Recently, we saw the Jane Campion movie, Bright Star, the story about the love affair between the English 19th c poet, John Keats, and the young Fanny Brawne. We can highly recommend the movie (and advise taking along a supply of tissues) as well as the Andrew Motion University of Chicago biography of Keats, which we quote in a paragraph below:
"Keats finished Bright Star knowing that one kind of steadfastness had gone, and another kind had yet to be confirmed. On 18 October, twelve days before his twenty-fourth birthday, he finally asked Mrs. Dilke to let Fanny know that he was returning to live with Brown. The following day, he told her himself, asking soon afterwards that their 'understanding' should now become a formal arrangement, and probably giving her a garnet ring. It was a momentous decision, but they did their best to keep it secret, and agreed that Fanny should not wear the ring in public. They had several reasons. Keats knew that he could not afford to get married in the foreseeable future. He also realised that Mrs. Brawne did not approve. She still liked Keats, but understood that his prospects were dismal, and hoped that the plan would 'go off' in due course. Moreover, he distrusted the reaction of his family and friends — rightly, as it turned out." What follows below is from the book by Horace Elisha Scudder, The complete poetical works and letters of John Keats:"The passion which he conceived for Miss Brawne rapidly mounted into a dominant place, and it is one of the marks of Keats's deeper nature, not disclosed to his friends, intimate as he was with them, that for the two years which intervened before he left England a dying man, he carried this passion as a sort of vulture gnawing at his vitals, concealed for the most part, though not wholly. Some overt expression it found, as in the ' Ode to Fanny,' the ' Lines to Fanny,' and the verses addressed to the same person beginning: —
'I cry your pity — mercy — love, ay love,'
"and it may be traced, with little doubt, in those poems which emphasize his moods, such as the ' Ode to Melancholy ' and the sonnet beginning: —
'Why did I laugh to-night?' and that also beginning: —
'The day is gone, and all its sweets are gone.' "

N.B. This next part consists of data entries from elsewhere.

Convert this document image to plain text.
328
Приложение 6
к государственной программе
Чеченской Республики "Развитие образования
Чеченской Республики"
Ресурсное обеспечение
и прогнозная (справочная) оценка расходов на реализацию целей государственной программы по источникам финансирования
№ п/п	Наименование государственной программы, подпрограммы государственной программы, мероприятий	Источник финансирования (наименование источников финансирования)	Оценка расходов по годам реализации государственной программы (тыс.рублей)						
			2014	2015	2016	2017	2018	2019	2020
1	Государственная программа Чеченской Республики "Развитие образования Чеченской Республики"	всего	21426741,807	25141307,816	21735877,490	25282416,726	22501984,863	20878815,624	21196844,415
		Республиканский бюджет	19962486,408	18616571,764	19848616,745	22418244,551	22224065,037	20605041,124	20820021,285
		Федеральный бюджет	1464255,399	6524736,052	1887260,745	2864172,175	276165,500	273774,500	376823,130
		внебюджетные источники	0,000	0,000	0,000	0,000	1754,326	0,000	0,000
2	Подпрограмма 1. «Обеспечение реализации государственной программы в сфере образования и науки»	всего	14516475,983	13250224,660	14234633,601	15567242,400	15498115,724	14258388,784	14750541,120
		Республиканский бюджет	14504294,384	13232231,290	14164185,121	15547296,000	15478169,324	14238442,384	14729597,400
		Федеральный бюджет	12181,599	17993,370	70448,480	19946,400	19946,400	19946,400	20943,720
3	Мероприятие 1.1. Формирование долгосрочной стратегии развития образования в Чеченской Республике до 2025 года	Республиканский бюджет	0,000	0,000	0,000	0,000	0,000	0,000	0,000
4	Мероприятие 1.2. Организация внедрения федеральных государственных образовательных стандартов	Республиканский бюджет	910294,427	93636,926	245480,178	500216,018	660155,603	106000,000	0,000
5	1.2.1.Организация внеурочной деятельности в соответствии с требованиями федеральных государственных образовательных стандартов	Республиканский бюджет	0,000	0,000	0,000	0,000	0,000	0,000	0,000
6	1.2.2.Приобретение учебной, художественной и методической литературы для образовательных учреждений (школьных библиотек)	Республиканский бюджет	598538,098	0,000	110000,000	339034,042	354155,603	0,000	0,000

Janet Patterson, the costume designer and production designer for Bright Star, had a number of her creations for The Portrait of a Lady on display at the Allentown Art Museum exhibit, Fashion in Film. She has received three Oscar nominations for her work in films. The exhibit is included in the magazine, Threads, For People Who Love to Sew. The opening scenes for Bright Star begin with Fanny sewing one of her many outfits, which is joy to see. Rarely do we see women in film or on television employing a skill that is now overlooked by the media. And it piques the interest to refer to a triple-pleated mushroom collar, doesn't it?